You can read in small chunks like Stephen King, but I’ve found that the best way to get in my reading time is to do it in the morning before the day starts. After I dress, I set a timer for fifteen minutes and read until it goes off. Doing it early gets it out of the way and starts your day off with a win. The time also flies by. If you try to schedule it in the middle or end of the day, you probably won’t get to it.
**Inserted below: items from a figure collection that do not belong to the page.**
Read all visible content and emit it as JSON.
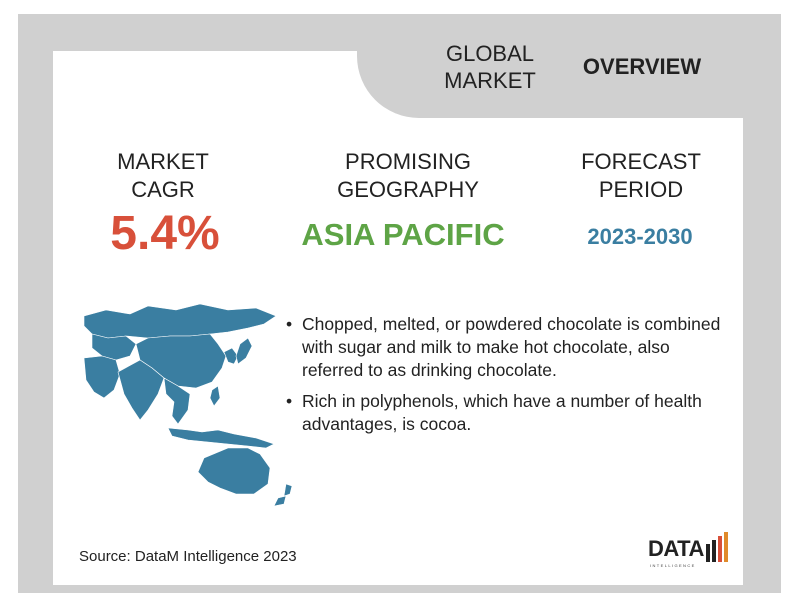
{
  "header": {
    "global_market": "GLOBAL\nMARKET",
    "overview": "OVERVIEW"
  },
  "stats": {
    "cagr": {
      "label": "MARKET\nCAGR",
      "value": "5.4%"
    },
    "geography": {
      "label": "PROMISING\nGEOGRAPHY",
      "value": "ASIA PACIFIC"
    },
    "period": {
      "label": "FORECAST\nPERIOD",
      "value": "2023-2030"
    }
  },
  "bullets": [
    "Chopped, melted, or powdered chocolate is combined with sugar and milk to make hot chocolate, also referred to as drinking chocolate.",
    "Rich in polyphenols, which have a number of health advantages, is cocoa."
  ],
  "bullet_glyph": "•",
  "source": "Source: DataM Intelligence 2023",
  "logo": {
    "word": "DATA",
    "tagline": "INTELLIGENCE"
  },
  "map": {
    "icon": "asia-pacific-map-icon",
    "color": "#3a7ea1"
  },
  "colors": {
    "cagr": "#d8503a",
    "geography": "#5ea446",
    "period": "#3a7ea1",
    "frame": "#d0d0d0"
  }
}
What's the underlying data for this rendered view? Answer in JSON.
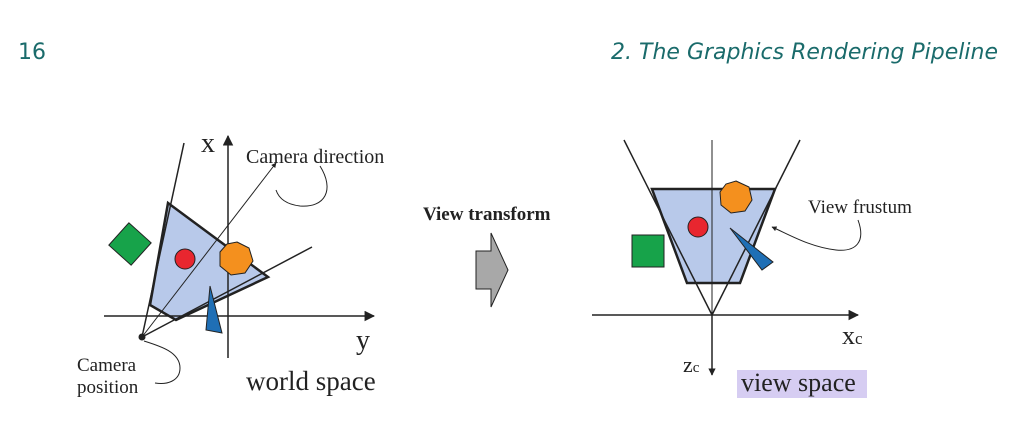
{
  "header": {
    "page_number": "16",
    "running_title": "2. The Graphics Rendering Pipeline"
  },
  "figure": {
    "world": {
      "axis_x": "x",
      "axis_y": "y",
      "camera_direction": "Camera direction",
      "camera_position_line1": "Camera",
      "camera_position_line2": "position",
      "space_label": "world space"
    },
    "transform_label": "View transform",
    "view": {
      "axis_xc_main": "x",
      "axis_xc_sub": "c",
      "axis_zc_main": "z",
      "axis_zc_sub": "c",
      "frustum_label": "View frustum",
      "space_label": "view space"
    },
    "colors": {
      "frustum_fill": "#b8c9ea",
      "circle": "#e8262f",
      "heptagon": "#f4901e",
      "square": "#17a34a",
      "cone": "#1f6fb5",
      "arrow_fill": "#a8a8a8",
      "highlight": "#d6cdf2",
      "heading": "#1a6b6b"
    }
  }
}
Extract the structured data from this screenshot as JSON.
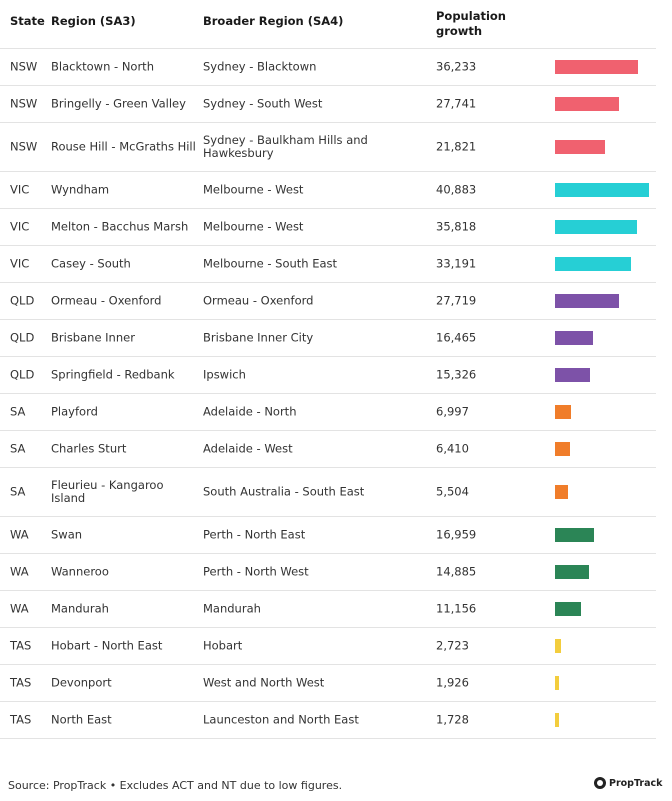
{
  "headers": {
    "state": "State",
    "region": "Region (SA3)",
    "broader": "Broader Region (SA4)",
    "population": "Population growth"
  },
  "colors": {
    "NSW": "#f0616f",
    "VIC": "#26cfd5",
    "QLD": "#7d52a8",
    "SA": "#f07d2a",
    "WA": "#2b8556",
    "TAS": "#f3cd3d"
  },
  "chart_data": {
    "type": "table",
    "columns": [
      "State",
      "Region (SA3)",
      "Broader Region (SA4)",
      "Population growth"
    ],
    "rows": [
      {
        "state": "NSW",
        "region": "Blacktown - North",
        "broader": "Sydney - Blacktown",
        "population": 36233,
        "population_label": "36,233"
      },
      {
        "state": "NSW",
        "region": "Bringelly - Green Valley",
        "broader": "Sydney - South West",
        "population": 27741,
        "population_label": "27,741"
      },
      {
        "state": "NSW",
        "region": "Rouse Hill - McGraths Hill",
        "broader": "Sydney - Baulkham Hills and Hawkesbury",
        "population": 21821,
        "population_label": "21,821"
      },
      {
        "state": "VIC",
        "region": "Wyndham",
        "broader": "Melbourne - West",
        "population": 40883,
        "population_label": "40,883"
      },
      {
        "state": "VIC",
        "region": "Melton - Bacchus Marsh",
        "broader": "Melbourne - West",
        "population": 35818,
        "population_label": "35,818"
      },
      {
        "state": "VIC",
        "region": "Casey - South",
        "broader": "Melbourne - South East",
        "population": 33191,
        "population_label": "33,191"
      },
      {
        "state": "QLD",
        "region": "Ormeau - Oxenford",
        "broader": "Ormeau - Oxenford",
        "population": 27719,
        "population_label": "27,719"
      },
      {
        "state": "QLD",
        "region": "Brisbane Inner",
        "broader": "Brisbane Inner City",
        "population": 16465,
        "population_label": "16,465"
      },
      {
        "state": "QLD",
        "region": "Springfield - Redbank",
        "broader": "Ipswich",
        "population": 15326,
        "population_label": "15,326"
      },
      {
        "state": "SA",
        "region": "Playford",
        "broader": "Adelaide - North",
        "population": 6997,
        "population_label": "6,997"
      },
      {
        "state": "SA",
        "region": "Charles Sturt",
        "broader": "Adelaide - West",
        "population": 6410,
        "population_label": "6,410"
      },
      {
        "state": "SA",
        "region": "Fleurieu - Kangaroo Island",
        "broader": "South Australia - South East",
        "population": 5504,
        "population_label": "5,504"
      },
      {
        "state": "WA",
        "region": "Swan",
        "broader": "Perth - North East",
        "population": 16959,
        "population_label": "16,959"
      },
      {
        "state": "WA",
        "region": "Wanneroo",
        "broader": "Perth - North West",
        "population": 14885,
        "population_label": "14,885"
      },
      {
        "state": "WA",
        "region": "Mandurah",
        "broader": "Mandurah",
        "population": 11156,
        "population_label": "11,156"
      },
      {
        "state": "TAS",
        "region": "Hobart - North East",
        "broader": "Hobart",
        "population": 2723,
        "population_label": "2,723"
      },
      {
        "state": "TAS",
        "region": "Devonport",
        "broader": "West and North West",
        "population": 1926,
        "population_label": "1,926"
      },
      {
        "state": "TAS",
        "region": "North East",
        "broader": "Launceston and North East",
        "population": 1728,
        "population_label": "1,728"
      }
    ]
  },
  "footer": {
    "source": "Source: PropTrack • Excludes ACT and NT due to low figures.",
    "logo_text": "PropTrack"
  }
}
It’s not about scheduling your reading into your day. It’s the opposite: molding your day around your reading. I talked about this in my last article on focus. I think the problem with reading is that people think it’s an enormous task that requires lots of time and effort, or it’s just not important to them. Because if it was important, they’d make it work. We do that with everything else in life.
Less is More
This list is just the tip of the iceberg. There are so many other strategies you can find online to read more books. These eight are just the ones that work best for me. If you use just a few of these strategies, I guarantee you’ll see your reading habits and comprehension improve significantly.
But don’t get caught up in the number of books you, me, or Mark Manson reads. To get the most of it, there must be a balance between quantity and quality: to read enough books to learn lots of new things but slow enough so that what you learn sticks with you. It’s much better to take the time to understand the subject of one book and use what you learn than to read ten books and forget about them within days. So start small, start slow, and work from there.